Wednesday, October 29, 2008

Why get married?

I didn't really have a good reason to want to get married. Paul and I were already committed (mixing 401Ks and mortgages is a *lot* more serious than a silly marriage certificate, legally speaking) and we were already living together. Most of my family had already decided that we were really married deep down inside. So why do it? For my part, I have been inspired by the wonderful marriages of my parents and grandparents, and once I had Paul and knew he was for me, I wanted to get *married" and I wanted to grow that into something as beautiful as what my grandmother and grandfather had.

As we planned our wedding, I was also secretly sure nothing would change, and partially wondered why throw a big party to say “we're married now!” when really you were married all along in your souls. I was ready for the anti-climax.

But I was wrong.

There is something different about being married. And I don't know what it is. Some undefinable change happens, and you make it happen, but it is also outside of you. We threw a wedding and tried to include as many people as we could, with the belief that the community's support was a necessary part of taking just being in love to being married, to a public commitment, and a commitment from the public, to support and grow this new family unit. There is something invested by the community, into the couple, that is bigger than what we could make for ourselves.

And every day I look at Paul a little differently, though nothing has objectively changed. But, somehow, it has changed.

And with heavy heart I worry now that this right will be taken away from millions of people in my community. Tomorrow the people of California will vote on whether to take away marriage from people who love people of the same gender.
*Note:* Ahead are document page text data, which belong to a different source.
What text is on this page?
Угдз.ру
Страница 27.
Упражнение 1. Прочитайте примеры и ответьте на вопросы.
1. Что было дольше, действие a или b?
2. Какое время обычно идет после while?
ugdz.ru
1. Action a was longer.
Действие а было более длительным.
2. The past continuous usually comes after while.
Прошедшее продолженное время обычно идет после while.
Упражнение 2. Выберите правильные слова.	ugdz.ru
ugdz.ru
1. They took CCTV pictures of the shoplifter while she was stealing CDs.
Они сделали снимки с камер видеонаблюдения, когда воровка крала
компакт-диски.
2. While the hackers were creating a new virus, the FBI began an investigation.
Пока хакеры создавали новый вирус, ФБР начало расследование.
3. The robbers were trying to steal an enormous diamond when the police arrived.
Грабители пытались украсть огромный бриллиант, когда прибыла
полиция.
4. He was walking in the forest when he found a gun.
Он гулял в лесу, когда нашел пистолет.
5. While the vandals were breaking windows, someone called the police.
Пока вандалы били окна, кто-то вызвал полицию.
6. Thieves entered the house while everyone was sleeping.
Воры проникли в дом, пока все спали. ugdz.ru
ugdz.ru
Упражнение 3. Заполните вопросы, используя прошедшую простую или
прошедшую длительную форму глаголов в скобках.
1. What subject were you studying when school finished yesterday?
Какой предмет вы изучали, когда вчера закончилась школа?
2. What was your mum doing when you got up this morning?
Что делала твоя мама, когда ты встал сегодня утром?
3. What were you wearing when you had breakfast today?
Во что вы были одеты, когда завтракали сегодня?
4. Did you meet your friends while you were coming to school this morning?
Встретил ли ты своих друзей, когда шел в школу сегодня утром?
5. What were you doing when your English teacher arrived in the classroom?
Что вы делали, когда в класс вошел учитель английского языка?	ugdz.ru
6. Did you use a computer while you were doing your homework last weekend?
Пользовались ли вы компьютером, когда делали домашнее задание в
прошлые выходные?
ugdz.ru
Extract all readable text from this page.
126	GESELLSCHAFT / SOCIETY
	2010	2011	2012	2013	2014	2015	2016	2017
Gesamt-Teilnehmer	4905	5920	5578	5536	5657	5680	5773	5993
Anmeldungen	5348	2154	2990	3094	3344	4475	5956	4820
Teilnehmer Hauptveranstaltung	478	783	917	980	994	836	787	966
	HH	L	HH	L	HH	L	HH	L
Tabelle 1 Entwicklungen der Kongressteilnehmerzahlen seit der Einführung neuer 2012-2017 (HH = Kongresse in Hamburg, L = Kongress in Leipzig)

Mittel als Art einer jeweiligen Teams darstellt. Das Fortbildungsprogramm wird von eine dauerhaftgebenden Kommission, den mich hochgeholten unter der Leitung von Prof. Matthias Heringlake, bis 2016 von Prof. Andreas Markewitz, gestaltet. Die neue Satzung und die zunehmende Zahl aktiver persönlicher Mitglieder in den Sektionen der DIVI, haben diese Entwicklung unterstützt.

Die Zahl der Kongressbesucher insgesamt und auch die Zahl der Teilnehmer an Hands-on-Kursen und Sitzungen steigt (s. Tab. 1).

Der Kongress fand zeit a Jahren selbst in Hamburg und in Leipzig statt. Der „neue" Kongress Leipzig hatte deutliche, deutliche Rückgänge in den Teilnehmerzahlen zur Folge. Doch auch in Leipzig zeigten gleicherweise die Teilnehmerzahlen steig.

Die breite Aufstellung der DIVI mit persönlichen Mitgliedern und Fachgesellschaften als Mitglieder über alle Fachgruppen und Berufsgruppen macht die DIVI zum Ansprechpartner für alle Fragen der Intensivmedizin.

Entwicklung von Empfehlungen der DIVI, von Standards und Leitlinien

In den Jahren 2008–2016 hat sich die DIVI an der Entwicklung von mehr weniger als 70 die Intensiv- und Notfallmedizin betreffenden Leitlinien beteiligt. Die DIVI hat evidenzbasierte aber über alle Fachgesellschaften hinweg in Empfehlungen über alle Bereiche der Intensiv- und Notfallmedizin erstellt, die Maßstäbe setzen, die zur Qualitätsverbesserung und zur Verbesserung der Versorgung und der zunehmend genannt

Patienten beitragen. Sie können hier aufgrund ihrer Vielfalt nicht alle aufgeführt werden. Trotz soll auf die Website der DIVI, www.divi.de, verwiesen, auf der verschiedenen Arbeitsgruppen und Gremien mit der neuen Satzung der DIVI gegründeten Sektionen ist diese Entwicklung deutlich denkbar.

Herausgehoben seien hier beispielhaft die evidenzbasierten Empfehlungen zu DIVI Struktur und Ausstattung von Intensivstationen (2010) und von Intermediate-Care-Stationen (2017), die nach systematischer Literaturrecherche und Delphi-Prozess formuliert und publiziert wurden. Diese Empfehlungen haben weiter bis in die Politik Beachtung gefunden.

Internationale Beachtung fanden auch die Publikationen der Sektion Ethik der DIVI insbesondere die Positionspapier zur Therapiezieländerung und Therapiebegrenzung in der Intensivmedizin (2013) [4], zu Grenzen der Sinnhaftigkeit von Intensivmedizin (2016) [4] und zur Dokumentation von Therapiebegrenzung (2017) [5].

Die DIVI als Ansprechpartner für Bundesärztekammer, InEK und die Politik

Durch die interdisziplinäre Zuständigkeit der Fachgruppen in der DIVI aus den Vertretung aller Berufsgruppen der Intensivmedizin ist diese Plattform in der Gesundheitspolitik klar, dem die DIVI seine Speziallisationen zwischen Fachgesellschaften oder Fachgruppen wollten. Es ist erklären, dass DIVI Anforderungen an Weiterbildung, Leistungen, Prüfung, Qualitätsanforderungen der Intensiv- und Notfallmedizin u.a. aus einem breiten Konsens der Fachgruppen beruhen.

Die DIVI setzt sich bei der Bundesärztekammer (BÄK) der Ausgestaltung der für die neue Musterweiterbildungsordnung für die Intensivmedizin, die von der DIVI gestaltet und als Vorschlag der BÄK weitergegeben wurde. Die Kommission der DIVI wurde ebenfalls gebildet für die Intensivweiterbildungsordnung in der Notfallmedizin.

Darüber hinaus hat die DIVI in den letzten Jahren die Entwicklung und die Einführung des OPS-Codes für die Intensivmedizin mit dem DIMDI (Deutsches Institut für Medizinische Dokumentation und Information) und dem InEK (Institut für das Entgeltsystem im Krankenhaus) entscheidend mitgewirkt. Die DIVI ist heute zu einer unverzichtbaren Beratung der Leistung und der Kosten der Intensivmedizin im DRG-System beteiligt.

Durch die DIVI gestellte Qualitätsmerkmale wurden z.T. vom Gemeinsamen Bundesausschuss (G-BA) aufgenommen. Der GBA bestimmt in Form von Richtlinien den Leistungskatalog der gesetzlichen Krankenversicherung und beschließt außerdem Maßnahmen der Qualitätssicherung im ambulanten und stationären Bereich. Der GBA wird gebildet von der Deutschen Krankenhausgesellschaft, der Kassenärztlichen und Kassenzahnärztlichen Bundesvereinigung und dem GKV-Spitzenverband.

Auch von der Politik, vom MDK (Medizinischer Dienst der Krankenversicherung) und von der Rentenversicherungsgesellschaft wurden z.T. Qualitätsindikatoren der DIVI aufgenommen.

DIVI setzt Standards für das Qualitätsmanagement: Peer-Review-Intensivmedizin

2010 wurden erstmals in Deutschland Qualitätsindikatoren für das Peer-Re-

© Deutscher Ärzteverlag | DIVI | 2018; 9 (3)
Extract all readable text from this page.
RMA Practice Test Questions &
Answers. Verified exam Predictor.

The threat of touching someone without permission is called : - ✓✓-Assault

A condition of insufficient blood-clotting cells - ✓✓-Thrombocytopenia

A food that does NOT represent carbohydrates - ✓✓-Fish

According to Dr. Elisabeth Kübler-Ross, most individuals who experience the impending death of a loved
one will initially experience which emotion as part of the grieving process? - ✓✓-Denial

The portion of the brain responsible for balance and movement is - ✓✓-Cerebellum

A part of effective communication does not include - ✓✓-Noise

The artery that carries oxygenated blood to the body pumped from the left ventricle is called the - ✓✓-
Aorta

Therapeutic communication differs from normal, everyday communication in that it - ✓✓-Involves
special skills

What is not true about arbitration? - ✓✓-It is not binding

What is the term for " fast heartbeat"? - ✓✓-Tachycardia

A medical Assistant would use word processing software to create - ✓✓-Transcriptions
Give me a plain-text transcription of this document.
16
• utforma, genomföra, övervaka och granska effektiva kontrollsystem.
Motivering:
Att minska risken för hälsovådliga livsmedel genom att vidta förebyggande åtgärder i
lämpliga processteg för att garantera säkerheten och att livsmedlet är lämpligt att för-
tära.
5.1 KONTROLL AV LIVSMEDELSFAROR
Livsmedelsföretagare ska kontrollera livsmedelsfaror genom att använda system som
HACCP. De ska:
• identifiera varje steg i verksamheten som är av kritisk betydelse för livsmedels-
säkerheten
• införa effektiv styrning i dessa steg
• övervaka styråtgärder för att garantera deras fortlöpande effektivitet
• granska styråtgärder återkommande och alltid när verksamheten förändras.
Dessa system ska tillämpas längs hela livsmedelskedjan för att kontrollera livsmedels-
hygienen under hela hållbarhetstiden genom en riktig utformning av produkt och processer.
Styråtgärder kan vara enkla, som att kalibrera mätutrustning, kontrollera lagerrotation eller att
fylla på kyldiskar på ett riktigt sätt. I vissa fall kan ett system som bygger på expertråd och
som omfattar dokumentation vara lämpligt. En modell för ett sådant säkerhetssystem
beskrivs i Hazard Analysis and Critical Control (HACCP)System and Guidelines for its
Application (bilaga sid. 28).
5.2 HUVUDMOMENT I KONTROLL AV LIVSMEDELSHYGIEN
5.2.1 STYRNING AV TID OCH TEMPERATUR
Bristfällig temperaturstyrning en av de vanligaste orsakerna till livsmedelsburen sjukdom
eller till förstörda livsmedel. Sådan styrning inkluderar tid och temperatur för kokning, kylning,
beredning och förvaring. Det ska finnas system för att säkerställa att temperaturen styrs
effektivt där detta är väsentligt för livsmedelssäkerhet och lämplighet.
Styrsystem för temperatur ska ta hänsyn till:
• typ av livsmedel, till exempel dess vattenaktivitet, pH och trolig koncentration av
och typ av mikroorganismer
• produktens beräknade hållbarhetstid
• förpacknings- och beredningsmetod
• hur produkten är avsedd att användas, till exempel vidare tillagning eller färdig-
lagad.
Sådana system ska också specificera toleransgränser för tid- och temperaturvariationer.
During the wedding planning, I read of several couples who decided not to get married legally because they could not go along with an institution unfairly denied to gays and lesbians. I was happy that I didn't have to make that decision, and proud to get married in a state where all of my friends and fellow Californians could marry as they chose. How civilized! How loving!

And that day? I was never one to fantasize about dream weddings, and fuss about the perfect details of My Perfect Wedding Day, but you know what? It was perfect. Because I was surrounded by my community, and they were there in love to witness and support our marriage.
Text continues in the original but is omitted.